City tweaks 421-a to include housing for homeless New Yorkers

Pertains to under-construction projects that benefitted from the program before it expired

Talks to revive the 421-a tax break program are moving forward, but while its future still remains uncertain, the De Blasio administration has decided to take measures for under-construction buildings that already benefitted from the program before it expired this January.

In a new policy that was quietly introduced over the past few weeks, developers who benefitted from the program will now have to set aside some of their units for the homeless, the New York Times reports.

While the program was still in effect, developers were exempt from paying taxes on any particular project (for a certain time) where they offered at least 20 percent of the apartments as affordable. Half of those apartments were assigned through affordable housing lotteries and the other were set aside for community preferences—this could include people with disabilities, veterans or seniors.

Under this new policy, half of the community preference units will now be set aside for people living in homeless shelters. As you can imagine, developers weren’t too thrilled by this relatively hush hush announcement, and the most notable critic so far has been Extell’s Gary Barnett (remember the controversy over his “poor door” development on the Upper West Side?)

Developers have expressed fears that this policy will open up their buildings to people with substance abuse and mental health problems.
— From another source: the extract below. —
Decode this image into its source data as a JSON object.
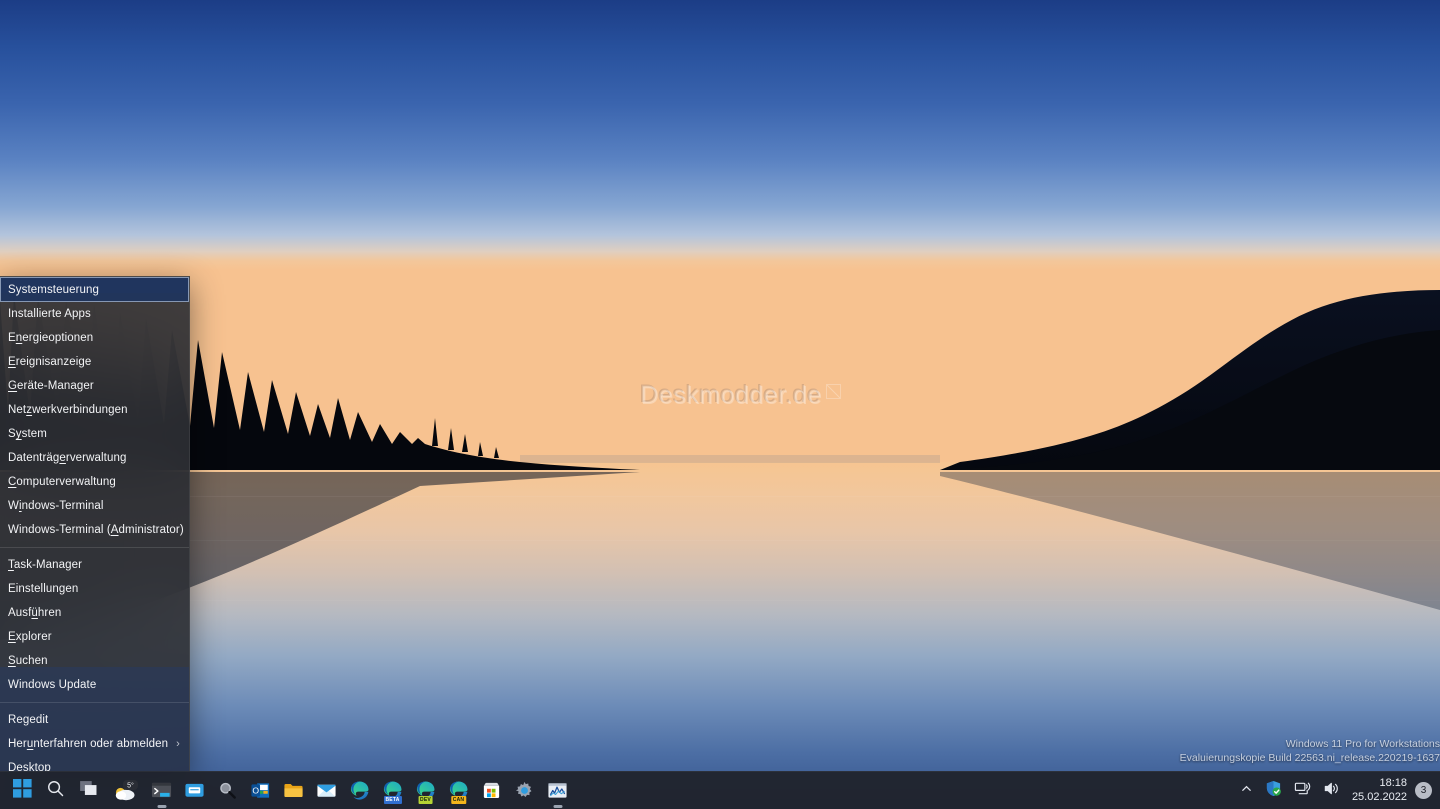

But the city countered those fears by saying that the apartments are not open to people who need a variety of social services but rather those who were priced out.

A few other developers like the heads of L&M Partners, Douglaston Development, and Rose Associates were all on board for the most part but still had some concerns in that they wanted to reserve the right to interview tenants, and were concerned about tenants in under-construction developments who had already been told that they were getting a subsidized apartment.

For now, de Blasio’s mandate is here to stay with people living in homeless shelters having skyrocketed in the last three years going from 51,000 to around 60,000 people.